How to Connect Cursor to Unity

Since Cursor isn’t officially in the Unity preferences dropdown by default yet, follow these steps:

Install the Cursor Integration Package:
Use the community package com.boxqkrtm.ide.cursor to generate the correct .csproj files.
Set External Editor:
In Unity, go to Edit > Preferences > External Tools.
- External Script Editor: Select “Browse…” and find the Cursor executable (e.g., AppData\Local\Programs\cursor\Cursor.exe on Windows).
- External Script Editor Args: $(File).
The .cursorrules File:
Create a file named .cursorrules in the root of your Unity project. Paste this context so Cursor understands Unity’s quirks:

You are an expert Unity C# developer.
- Always use `SerializeField` instead of public variables for Inspector exposure.
- Use `TryGetComponent` instead of `GetComponent` for performance.
- Avoid `FindObjectOfType` in Update loops.
- Use `Mathf.Approximately` for float comparisons.
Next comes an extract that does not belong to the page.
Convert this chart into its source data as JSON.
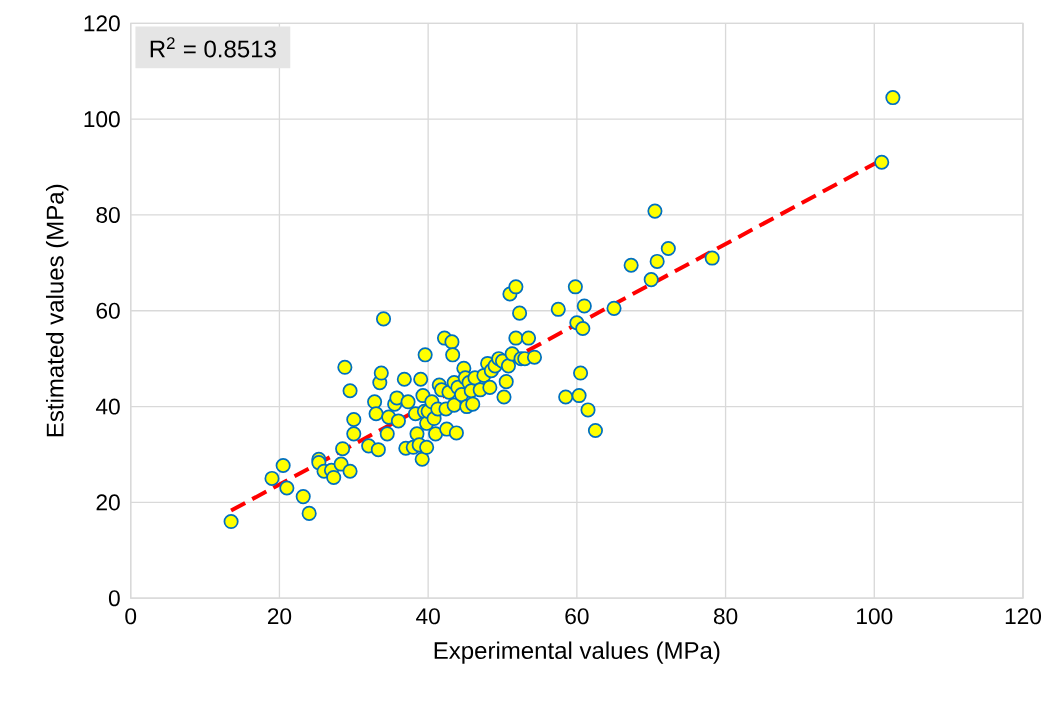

Performance Optimization for AI

Running Neural Networks costs frame time. Here is how to keep your game running at 60 FPS:

Asynchronous Inference: Never run worker.Execute() or llm.Chat() on the main thread without async/await patterns. LLMUnity handles this by default, but for Sentis, use Coroutines or C# Jobs.
Quantization: Always use quantized models (Q4_K_M or Q8). A 16-bit float model is twice as heavy as an 8-bit integer model with negligible accuracy loss.
NPU Utilization: Unity Sentis 2023+ can target the Neural Processing Unit on newer chips (Apple Silicon, Snapdragon), freeing up the GPU for rendering.
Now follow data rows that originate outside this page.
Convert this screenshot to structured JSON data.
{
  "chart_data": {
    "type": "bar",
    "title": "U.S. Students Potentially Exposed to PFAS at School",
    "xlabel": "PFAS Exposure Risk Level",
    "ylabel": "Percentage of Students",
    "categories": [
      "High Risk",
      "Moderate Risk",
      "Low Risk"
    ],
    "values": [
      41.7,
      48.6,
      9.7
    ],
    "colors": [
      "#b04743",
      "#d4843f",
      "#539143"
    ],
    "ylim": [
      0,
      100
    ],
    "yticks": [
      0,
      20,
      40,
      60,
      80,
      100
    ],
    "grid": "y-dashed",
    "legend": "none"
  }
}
The Future: Runtime Generation

We are transitioning from static assets to runtime generation. In the near future, you won’t just integrate an LLM for chat; you will use it to generate quests, spawn enemies, and even texture 3D models on the fly using tools like Unity Muse.

By mastering LLMUnity and Sentis today, you are future-proofing your skills for the next decade of game development.